On the other side of the bed rail, though, consider a study done at a Boston-based outpatient cancer center between February and September of 2004. Saul Weingart of the Dana-Farber Cancer Institute set up interviews between volunteer "patient safety coordinators" and the patients. Then the researchers reviewed the care and coded the events.
Their report was sponsored by the Commonwealth Fund and published in the Joint Commission Journal on Quality and Patient Safety.
One in five of the 193 patients interviewed reported having an "unsafe experience" at the clinic. But when the researchers reviewed the complaints, they found that only two incidents -- 1 percent -- were genuine adverse events, four more were considered close calls and 14 others were medical errors with no risk of harm.
Most reports turned out to be about the quality of service the patients received: long waits, miscommunication with doctors and nurses, dissatisfaction with the clinic's environment and amenities.
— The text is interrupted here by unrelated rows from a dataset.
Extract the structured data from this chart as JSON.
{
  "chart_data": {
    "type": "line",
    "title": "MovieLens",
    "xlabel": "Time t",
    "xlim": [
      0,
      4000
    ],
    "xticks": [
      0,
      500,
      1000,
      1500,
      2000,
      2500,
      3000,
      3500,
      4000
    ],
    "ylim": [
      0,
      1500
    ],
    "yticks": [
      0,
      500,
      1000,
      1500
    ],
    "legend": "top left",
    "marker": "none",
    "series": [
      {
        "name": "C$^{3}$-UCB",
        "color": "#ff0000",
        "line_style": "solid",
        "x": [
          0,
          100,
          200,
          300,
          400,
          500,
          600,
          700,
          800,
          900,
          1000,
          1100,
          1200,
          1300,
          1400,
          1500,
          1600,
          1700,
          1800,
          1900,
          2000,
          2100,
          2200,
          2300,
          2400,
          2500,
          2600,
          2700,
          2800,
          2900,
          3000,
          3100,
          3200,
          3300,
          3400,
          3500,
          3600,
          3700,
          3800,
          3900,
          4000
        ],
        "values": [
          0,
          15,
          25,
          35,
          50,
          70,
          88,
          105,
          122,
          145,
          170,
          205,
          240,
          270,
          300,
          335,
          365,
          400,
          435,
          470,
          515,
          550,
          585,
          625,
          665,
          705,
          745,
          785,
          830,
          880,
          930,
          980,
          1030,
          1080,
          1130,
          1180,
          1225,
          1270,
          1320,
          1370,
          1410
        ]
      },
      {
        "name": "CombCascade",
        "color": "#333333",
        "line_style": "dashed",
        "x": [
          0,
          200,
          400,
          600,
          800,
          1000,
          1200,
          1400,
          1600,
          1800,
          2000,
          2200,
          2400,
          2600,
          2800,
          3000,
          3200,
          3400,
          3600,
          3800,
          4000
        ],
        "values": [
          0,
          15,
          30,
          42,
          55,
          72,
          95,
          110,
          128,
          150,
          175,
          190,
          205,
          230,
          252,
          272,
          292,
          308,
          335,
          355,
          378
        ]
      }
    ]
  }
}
So just as doctors don't like to admit mistakes, the cancer patients seemed to take a larger view of the type of care they felt made them feel safe.
"The vocabulary of patient safety is confusing to patients, and we offered no explicit definition," Weingart and his colleagues wrote, adding that for patients, the idea of "unsafe care" brought up complaints about parking, security, delays and emotional distress.
They also said long-term patients who interacted regularly with medical caregivers in general may be more likely to report episodes they consider substandard care, "perhaps because they had more opportunities to be harmed."
Experienced patients were also assumed to be less worried about alienating caregivers with complaints than those seeking help for problems that are generally resolved with one or two encounters.